Designing and Engineering High-Quality Prompts for Generative AI Tasks
Engineering a high-quality prompt is crucial for achieving success in any generative AI task. Dataiku uses Prompt Studios to design, test, and operationalize optimal AI prompts to achieve business goals. In this post, we will explore how to create a reusable AI prompt for a financial news topic detection task.
Use Case Example
Suppose a financial analyst wants to use a large language model to automate the process of detecting topics of interest and discovering new themes from thousands of news articles each day.
Creating a New Prompt Studio
The analyst creates a new prompt studio for their use case, reusing templates or adapting existing ones for similar use cases. The analyst starts in manual mode to quickly test and iterate on the query before applying it to data sets in their project. They select the model to use, such as GPT-3.5 Turbo, or any other approved services, including private models.
The Prompt Studio Interface
The interface includes sections where the analyst can:
- Explain the task in plain English
- Add examples of inputs
- Specify expected outcomes
The goal is to create a reusable AI prompt as part of a production data pipeline, allowing for efficient processing of large datasets and improved model performance.
Evaluating a Prompt for Financial News Topic Detection
To test the prompt, we'll provide a list of topics and ask the model to determine whether each topic is covered in the financial news articles provided. We'll provide the list of topics we're interested in to help the model understand what inputs to expect. We'll add brief descriptions to the topics to provide more context. We'll manually add one or two test cases with a headline and text preview for a couple of different articles.
Observations from the Initial Run
- The format of the output is not ideal for downstream use in a data pipeline, as it's not predictable or structured.
- The large language model took some liberties with the task, returning topics not in the provided list of topics of interest. Examples include "vaccine manufacturing risk on mood" and "Personnel changes".

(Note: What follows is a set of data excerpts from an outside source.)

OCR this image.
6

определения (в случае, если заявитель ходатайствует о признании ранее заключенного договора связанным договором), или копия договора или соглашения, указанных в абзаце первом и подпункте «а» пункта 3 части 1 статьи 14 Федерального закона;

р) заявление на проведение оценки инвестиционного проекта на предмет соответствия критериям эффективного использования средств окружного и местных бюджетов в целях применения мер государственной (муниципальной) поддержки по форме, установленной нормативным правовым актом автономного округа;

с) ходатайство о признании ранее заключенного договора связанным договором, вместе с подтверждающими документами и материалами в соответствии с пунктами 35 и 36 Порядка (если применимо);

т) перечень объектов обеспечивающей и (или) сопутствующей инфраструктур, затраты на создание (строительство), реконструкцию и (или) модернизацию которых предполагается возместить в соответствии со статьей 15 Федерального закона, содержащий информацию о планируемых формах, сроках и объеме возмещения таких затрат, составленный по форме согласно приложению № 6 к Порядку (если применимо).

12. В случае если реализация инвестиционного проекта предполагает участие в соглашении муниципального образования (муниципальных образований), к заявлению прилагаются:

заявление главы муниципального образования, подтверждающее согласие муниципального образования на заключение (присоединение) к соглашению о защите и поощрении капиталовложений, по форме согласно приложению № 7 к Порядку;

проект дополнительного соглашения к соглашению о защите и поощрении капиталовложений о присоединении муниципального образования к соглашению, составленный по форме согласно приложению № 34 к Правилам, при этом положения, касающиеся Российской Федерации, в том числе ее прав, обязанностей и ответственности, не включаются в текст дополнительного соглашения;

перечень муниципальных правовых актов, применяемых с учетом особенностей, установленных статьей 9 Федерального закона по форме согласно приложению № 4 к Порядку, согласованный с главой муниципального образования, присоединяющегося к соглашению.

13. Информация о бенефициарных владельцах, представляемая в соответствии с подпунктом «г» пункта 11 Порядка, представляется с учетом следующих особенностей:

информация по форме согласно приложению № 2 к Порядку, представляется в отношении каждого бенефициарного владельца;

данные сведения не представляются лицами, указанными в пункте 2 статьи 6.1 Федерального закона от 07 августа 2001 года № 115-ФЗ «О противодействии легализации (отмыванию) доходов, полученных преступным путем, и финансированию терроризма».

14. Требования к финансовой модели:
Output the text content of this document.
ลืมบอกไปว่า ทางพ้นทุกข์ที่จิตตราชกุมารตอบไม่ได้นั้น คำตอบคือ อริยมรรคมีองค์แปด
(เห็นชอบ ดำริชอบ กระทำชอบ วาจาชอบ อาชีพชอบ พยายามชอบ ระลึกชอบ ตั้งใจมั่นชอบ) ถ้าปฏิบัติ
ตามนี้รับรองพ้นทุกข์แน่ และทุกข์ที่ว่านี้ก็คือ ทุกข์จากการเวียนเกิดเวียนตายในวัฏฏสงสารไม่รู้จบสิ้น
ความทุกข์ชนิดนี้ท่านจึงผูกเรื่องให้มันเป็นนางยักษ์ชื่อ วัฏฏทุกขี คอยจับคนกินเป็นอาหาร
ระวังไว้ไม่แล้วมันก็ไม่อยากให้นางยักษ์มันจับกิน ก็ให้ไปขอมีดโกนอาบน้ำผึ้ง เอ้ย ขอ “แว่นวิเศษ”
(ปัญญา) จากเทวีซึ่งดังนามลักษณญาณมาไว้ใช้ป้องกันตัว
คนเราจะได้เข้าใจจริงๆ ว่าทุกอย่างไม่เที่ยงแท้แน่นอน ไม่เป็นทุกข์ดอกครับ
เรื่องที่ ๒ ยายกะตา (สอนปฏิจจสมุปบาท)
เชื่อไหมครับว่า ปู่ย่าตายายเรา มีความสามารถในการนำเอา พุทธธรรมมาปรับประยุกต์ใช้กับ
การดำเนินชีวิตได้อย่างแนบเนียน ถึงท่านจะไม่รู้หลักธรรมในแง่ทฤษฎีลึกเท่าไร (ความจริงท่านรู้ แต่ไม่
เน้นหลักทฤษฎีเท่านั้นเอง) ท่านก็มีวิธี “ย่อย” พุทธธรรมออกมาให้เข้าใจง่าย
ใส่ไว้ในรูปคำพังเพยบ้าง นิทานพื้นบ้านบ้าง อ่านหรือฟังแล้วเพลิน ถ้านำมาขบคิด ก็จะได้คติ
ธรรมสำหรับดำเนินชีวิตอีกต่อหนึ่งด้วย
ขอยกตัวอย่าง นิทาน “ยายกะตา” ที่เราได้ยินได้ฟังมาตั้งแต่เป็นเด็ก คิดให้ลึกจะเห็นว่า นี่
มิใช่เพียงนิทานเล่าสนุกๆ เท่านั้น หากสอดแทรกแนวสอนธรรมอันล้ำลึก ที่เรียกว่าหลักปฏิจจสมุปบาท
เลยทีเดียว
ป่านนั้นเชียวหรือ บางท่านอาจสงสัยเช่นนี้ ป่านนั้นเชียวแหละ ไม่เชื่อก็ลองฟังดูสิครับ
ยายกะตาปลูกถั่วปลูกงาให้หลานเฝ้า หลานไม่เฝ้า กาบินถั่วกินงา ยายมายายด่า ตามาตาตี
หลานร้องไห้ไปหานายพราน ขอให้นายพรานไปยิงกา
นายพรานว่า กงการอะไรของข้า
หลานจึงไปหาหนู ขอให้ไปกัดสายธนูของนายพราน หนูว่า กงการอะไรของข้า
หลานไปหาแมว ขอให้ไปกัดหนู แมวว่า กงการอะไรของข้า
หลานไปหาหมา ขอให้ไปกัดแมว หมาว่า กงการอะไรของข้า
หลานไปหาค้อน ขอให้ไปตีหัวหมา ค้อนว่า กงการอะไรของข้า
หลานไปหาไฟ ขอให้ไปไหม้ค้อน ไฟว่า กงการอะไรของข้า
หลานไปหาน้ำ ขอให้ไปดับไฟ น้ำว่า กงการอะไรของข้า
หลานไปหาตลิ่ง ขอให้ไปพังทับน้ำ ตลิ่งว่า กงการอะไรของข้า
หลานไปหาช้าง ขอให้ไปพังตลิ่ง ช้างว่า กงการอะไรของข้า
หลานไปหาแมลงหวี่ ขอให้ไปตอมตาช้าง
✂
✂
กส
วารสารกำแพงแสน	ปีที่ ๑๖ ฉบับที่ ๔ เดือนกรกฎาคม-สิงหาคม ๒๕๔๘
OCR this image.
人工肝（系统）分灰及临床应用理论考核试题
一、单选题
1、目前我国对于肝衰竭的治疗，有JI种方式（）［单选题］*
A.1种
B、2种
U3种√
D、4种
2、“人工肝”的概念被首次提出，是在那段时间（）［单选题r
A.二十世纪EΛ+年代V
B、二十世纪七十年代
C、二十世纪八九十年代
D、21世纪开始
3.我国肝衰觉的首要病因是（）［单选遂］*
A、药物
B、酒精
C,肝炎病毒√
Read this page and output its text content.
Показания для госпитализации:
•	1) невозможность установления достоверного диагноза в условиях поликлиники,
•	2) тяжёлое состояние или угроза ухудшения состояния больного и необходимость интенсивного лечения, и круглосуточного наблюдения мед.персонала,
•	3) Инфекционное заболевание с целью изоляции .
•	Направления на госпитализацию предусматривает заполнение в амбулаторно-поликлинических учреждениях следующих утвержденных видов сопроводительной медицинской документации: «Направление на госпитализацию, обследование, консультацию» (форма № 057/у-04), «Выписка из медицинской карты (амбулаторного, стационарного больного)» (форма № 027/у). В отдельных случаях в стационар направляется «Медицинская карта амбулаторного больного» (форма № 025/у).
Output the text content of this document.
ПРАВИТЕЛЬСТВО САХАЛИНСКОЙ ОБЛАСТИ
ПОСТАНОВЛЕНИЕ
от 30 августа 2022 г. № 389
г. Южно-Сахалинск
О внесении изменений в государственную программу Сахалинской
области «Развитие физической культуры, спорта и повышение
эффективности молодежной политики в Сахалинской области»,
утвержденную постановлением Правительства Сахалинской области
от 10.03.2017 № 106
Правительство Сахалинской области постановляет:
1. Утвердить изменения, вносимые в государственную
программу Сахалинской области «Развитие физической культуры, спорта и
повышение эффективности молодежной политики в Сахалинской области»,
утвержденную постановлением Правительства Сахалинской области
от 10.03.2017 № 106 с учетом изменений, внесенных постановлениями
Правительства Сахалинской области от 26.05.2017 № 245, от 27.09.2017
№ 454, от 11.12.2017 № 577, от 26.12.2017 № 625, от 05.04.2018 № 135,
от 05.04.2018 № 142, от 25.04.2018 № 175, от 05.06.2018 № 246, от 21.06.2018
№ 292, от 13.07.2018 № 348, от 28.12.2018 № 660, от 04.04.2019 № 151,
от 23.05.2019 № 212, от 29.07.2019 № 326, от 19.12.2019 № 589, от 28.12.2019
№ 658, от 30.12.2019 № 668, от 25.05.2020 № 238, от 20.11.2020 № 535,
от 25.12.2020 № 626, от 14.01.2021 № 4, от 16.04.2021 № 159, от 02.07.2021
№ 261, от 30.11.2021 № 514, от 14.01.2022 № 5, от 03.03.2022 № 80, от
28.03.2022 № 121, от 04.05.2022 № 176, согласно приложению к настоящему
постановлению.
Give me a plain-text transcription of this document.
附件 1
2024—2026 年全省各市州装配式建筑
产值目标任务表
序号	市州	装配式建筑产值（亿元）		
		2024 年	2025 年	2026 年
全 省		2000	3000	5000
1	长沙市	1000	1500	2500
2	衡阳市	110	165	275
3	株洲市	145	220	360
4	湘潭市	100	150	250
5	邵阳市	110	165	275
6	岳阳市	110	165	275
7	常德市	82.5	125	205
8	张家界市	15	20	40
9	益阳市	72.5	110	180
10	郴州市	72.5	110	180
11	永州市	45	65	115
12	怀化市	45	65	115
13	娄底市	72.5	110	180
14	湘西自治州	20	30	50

- The model's output is affected by random factors, making it difficult to systematically use the outputs.
Modifying the Prompt
We'll add modifications to the prompt to improve its performance and accuracy. Here is the summarized content in JSON format with a defined structure:
{
"topics": [
{
"topic_name": "instruction_to_format_response",
"description": "Instruction to format response as a JSON object with a defined structure"
},
{
"topic_name": "additional_topics",
"description": "Instruction to include additional topics detected by the model"
},
{
"topic_name": "examples",
"description": "Instruction to include sample headlines and text previews"
},
{
"topic_name": "output_format",
"description": "Instruction to enforce output format conformity"
},
{
"topic_name": "prompt_studios",
"description": "Instruction to use prompt validation and evaluation options"
},
{
"topic_name": "data_set_usage",
"description": "Instruction to use a data set as a batch of inputs"
},
{
"topic_name": "column_names",
"description": "Instruction to assign column names"
}
],
"additional_topics": {
"location": "location designated for additional discovered topics"
}
}
Deploying a Generative AI Prompt in Dataiku
The output of the prompt is in JSON format and passes the validation rule. The estimated cost to run the prompt against 1000 records is provided, allowing teams to:
- Assess the financial impact of embedding generative AI into data pipelines and projects during the design phase.
- Compare the cost of running the same prompt against different models.
The final step is to deploy the prompt in the project flow by clicking "Save as Recipe". The AI enrichment step is now saved as a new recipe in the project flow, making it:
- Efficient to reuse.
- Visually apparent to everyone that generative AI has been applied.
From this point, it is easy for others on the team to:
- Inspect the final prompt logic.
- Validate the resulting outputs.
With Prompt Studio and Dataiku, teams have the ultimate tool at their fingertips to:
- Engineer impeccable AI prompts infused with business context.
- Maximize the value obtained from generative AI models.